Divorced men dating younger women
If you don’t make it an issue, chances are it won’t be.
If you really like her, just go with the flow and be yourself, regardless of whether “yourself” is a silly, dorky, immature 57-year old or a wise and mature 24.
Time creates wisdom – but it also creates responsibilities and complications – mortgage, kids, career, etc.
All of this makes dating more and more complex as we get older. Still, most of them fail miserably, for the exact same reasons that I think Penelope is suggesting.
Okay, Evan, I agree mostly with your opinion on younger men/older women. I mean, I can see why an older man would want to date a younger woman – physically that is, but why would a 28-year-old woman want to date a man 45 or more?

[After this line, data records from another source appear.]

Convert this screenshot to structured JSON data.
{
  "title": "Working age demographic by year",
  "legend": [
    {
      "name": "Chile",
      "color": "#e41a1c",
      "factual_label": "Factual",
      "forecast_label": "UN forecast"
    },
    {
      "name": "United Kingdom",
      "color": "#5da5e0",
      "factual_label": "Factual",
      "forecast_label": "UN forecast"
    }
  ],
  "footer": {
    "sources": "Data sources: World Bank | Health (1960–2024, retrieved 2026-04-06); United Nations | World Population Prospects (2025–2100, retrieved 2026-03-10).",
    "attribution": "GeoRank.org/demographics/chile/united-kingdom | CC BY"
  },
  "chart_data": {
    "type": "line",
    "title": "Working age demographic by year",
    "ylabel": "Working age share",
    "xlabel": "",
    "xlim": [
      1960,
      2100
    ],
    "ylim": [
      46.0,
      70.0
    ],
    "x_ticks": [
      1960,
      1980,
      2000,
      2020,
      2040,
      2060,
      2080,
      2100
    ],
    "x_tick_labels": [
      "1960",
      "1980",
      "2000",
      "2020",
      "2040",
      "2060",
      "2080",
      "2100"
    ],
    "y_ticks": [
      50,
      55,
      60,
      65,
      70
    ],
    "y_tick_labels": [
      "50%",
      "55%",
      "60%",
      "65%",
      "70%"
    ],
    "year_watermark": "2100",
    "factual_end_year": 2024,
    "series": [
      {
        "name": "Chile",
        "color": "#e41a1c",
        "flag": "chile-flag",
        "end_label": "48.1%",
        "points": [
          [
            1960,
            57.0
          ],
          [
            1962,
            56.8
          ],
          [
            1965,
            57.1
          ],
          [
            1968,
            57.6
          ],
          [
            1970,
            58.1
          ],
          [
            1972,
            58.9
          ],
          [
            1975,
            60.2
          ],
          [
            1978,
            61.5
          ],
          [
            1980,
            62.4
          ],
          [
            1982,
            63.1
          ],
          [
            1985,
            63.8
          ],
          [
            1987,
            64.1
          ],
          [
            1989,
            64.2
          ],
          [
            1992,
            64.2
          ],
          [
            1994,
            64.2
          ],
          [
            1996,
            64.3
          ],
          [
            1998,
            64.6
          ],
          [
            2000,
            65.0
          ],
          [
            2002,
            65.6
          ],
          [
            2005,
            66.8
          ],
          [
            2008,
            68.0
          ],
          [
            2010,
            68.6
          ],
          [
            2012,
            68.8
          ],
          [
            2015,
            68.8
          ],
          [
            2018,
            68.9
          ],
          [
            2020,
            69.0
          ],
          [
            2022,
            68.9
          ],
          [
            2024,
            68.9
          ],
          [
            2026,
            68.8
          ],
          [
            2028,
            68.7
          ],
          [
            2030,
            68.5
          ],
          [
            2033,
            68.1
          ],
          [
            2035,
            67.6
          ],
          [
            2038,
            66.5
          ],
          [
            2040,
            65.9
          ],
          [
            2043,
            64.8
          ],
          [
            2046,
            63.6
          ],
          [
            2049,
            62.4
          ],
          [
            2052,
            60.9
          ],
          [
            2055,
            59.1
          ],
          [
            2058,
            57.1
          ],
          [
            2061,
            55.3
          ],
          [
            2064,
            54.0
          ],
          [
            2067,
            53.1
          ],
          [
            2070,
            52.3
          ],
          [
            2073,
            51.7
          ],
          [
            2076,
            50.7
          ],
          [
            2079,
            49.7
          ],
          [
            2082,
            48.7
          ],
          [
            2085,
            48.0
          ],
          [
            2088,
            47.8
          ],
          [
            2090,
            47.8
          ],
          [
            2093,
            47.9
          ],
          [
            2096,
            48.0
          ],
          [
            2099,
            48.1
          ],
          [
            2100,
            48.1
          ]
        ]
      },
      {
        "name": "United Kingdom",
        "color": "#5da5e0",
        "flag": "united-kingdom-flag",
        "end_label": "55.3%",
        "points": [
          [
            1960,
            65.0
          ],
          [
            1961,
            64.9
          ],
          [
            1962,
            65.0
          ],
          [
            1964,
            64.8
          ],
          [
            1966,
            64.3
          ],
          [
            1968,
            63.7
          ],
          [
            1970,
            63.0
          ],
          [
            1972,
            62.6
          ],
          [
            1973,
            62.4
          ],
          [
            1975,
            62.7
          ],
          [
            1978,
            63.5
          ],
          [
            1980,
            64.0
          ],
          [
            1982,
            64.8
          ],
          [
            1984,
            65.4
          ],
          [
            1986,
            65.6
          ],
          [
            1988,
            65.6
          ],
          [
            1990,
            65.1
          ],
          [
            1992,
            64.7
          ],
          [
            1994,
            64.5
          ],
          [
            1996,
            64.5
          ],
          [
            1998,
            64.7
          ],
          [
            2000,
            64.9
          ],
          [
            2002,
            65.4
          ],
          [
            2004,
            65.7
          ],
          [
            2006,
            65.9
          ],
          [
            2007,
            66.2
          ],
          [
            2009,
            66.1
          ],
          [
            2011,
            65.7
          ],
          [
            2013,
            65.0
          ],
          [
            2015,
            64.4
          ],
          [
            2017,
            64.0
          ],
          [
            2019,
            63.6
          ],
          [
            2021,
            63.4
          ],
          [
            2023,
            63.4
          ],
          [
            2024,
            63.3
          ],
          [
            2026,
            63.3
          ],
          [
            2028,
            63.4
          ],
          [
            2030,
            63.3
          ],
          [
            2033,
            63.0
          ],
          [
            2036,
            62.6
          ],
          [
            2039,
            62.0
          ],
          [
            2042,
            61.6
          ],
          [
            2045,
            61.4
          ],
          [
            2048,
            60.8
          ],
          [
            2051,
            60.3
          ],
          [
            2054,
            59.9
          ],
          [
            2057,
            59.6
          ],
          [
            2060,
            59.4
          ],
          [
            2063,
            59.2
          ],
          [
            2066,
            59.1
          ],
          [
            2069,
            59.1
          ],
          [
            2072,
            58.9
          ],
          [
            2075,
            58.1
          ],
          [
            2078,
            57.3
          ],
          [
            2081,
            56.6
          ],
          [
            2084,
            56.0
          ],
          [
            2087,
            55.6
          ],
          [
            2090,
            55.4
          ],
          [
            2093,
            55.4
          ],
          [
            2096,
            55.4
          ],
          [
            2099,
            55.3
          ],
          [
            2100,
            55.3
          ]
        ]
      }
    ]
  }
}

I can totally understand why older men go for younger women.
There’s no denying that they’re, for the most part, in better shape, with better skin, and less baggage from broken relationships.
They’re more experienced, more chivalrous, and more likely to want to settle down than a twentysomething party boy.
But let’s not pretend that we, as a culture, don’t worship at the altar of youth. He’s got the job and the home and the car, and been divorced with a kid already.
If you’re over the age of 40 and have ever said, “But I’m told I look five years younger than my age”, then you’re not immune to it yourself. And nobody has more choices than a 28-year-old woman. So if a woman finds it more appealing to just step into that world – to jump from the prolonged adolescence of the late 20’s into full-fledged settled-down womanhood – that could make sense.
And remember, it's kind of sexy when a man feels empowered enough to discuss his feelings.
There are enough hurdles to making a relationship work, however old you are, so why let age add more stress?